Deshalb bitte ich Sie, hier die Minderheit Rytz Regula zu unterstützen, am Beschluss des Nationalrates festzuhalten.

Jetzt komme ich noch zu einem wirklich wichtigen Anliegen. Es geht um das direkte Forderungsrecht, das ein langjähriges Anliegen ist. Es geht um die Haftpflichtversicherungen. Ich bitte Sie, hier wirklich bei Ihrem zweimal gefällten Entscheid zu bleiben. Der Ständerat ist uns übrigens in seinem letzten Entscheid mit 20 zu 22 Stimmen nur ganz knapp nicht gefolgt. Die Argumente für das direkte Forderungsrecht haben sehr viele eingesehen. Eine faire Verteilung von Rechten und Pflichten unter den verschiedenen Involvierten muss auch denjenigen einbeziehen, der durch einen Versicherten geschädigt worden ist.

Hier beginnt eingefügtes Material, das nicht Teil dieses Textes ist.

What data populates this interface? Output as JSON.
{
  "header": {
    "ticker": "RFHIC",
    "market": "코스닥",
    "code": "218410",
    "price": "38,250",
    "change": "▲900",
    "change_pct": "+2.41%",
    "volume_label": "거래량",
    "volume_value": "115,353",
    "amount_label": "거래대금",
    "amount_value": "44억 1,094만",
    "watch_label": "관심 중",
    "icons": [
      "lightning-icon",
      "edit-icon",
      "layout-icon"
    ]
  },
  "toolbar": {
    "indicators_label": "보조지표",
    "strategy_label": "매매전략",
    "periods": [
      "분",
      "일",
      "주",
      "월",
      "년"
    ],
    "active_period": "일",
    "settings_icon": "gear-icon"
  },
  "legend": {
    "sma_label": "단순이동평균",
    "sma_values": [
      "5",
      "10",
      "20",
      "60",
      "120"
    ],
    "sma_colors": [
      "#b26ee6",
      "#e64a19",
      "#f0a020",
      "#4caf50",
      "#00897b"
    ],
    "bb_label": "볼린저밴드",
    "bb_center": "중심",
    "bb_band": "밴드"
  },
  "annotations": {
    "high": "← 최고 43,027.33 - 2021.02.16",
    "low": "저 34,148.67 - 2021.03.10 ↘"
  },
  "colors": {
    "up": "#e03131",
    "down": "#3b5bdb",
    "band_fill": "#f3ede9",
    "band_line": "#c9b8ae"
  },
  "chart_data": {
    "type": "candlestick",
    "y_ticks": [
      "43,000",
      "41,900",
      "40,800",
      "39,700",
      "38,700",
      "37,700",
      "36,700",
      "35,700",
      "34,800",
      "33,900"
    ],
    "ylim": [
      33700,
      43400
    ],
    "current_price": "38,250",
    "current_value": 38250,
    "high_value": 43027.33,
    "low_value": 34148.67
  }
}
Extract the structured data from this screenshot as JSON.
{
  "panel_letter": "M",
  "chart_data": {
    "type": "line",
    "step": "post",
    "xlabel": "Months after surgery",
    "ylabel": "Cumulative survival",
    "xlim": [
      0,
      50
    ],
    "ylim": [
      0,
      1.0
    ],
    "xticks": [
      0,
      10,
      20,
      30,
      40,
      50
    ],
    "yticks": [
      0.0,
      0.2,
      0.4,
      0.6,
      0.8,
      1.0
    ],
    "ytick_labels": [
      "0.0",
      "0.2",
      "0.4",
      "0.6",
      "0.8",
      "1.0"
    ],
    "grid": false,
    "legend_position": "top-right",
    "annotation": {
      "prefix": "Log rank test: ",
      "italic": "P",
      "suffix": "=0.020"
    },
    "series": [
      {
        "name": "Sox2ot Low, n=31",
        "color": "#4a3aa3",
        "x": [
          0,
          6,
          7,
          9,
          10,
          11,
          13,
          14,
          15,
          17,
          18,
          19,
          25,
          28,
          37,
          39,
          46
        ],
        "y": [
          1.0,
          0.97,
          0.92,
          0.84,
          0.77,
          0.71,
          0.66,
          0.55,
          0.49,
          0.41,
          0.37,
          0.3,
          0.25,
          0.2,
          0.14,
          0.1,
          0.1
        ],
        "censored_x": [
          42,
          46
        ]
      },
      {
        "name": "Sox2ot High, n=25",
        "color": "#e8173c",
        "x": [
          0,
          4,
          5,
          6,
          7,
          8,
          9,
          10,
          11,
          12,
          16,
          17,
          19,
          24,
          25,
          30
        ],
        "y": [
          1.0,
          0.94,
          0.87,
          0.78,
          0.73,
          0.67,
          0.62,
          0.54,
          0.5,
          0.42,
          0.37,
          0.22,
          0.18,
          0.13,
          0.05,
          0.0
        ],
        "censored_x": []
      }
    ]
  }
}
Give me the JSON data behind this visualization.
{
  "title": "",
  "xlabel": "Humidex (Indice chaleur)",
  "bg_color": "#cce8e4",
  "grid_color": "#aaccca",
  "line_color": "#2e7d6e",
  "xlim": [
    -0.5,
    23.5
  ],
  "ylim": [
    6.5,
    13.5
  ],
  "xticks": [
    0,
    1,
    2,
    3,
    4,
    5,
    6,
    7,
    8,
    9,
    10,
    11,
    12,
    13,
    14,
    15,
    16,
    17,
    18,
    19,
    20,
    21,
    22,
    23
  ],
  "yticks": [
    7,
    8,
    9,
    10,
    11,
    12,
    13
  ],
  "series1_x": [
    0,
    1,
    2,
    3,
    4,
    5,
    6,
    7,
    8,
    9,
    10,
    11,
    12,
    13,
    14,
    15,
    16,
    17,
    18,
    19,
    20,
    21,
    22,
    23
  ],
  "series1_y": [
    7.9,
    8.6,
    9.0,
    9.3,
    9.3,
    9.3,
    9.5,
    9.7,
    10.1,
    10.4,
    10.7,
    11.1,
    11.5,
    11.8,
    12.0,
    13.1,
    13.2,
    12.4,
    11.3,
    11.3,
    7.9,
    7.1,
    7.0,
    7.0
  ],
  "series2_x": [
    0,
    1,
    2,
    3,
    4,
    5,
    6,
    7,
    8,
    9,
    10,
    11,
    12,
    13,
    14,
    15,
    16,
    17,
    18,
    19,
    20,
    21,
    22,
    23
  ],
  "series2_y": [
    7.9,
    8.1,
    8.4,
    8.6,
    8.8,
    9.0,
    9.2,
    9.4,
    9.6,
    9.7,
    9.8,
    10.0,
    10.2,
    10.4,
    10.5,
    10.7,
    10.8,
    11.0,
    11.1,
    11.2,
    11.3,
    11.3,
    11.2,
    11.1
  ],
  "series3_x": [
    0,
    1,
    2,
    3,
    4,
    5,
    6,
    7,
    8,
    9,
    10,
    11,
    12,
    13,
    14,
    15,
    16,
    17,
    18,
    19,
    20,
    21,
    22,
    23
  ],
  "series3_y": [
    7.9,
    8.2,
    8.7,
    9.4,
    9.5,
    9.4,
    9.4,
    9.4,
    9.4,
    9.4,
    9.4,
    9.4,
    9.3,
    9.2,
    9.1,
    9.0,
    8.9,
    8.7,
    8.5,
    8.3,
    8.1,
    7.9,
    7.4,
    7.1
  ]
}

Ausserhalb des Strassenverkehrsrechts besteht bei Haftpflichtfällen häufig ein sozialer Kontakt zwischen dem Schädiger und dem Geschädigten. Es kann sein, dass zwischen Kunden und Lieferanten ein Haftpflichtfall auftritt, zwischen Arbeitgeber und Arbeitnehmer oder zwischen Nachbarn. In diesen Fällen haben die Geschädigten häufig Hemmungen, gerichtlich gegen den Schädiger vorzugehen, weil sie zum Beispiel eine Belastung der Beziehung befürchten. Das ist ja nicht ganz zu Unrecht so. Deshalb ist es wichtig und eben ein langjähriges Anliegen, dass sie sich direkt an den Versicherer wenden können, also das direkte Forderungsrecht haben.

Es geht also wirklich darum, einem Geschädigten den Zugang zu Entschädigungszahlungen, die ihm oder ihr von Gesetzes wegen zustehen, nicht länger zu verwehren. Die Vorlage, die wir jetzt haben, bzw. der Bundesrat sieht zwar jetzt ein direktes Forderungsrecht vor, aber nur, wenn der Schädiger nicht mehr belangt werden kann, das heisst, wenn er gestorben oder verschollen ist. In allen anderen Fällen wird dieses direkte Forderungsrecht nicht zugestanden. Das ist nun wirklich ein Anliegen, bei dem Sie etwas für die Versicherten tun können.

Es wird argumentiert, das hätte zum Beispiel Folgen und manchmal gebe es Leute, die einen Schaden verursachten und sagten: Gut, ich bezahle den selber, weil ich nicht will, dass ich beim Bonus-Malus-System irgendwie schlechter fahre. Das ist kein Problem, das wird heute bei den Autoversicherungen schon so gemacht, dass dann zum Teil der Schädiger sagt: Ich bezahle es jetzt direkt, ich will im Bonus-Malus-System nicht schlechter fahren. Das ist also kein Argument, um gegen das direkte Forderungsrecht zu sein.

Insofern bitte ich Sie, hier im Sinn des Geschädigten der Mehrheit der Kommission zuzustimmen und auch Ihren Entscheid, den Sie schon zweimal so bestätigt haben, heute ein drittes Mal zu bestätigen.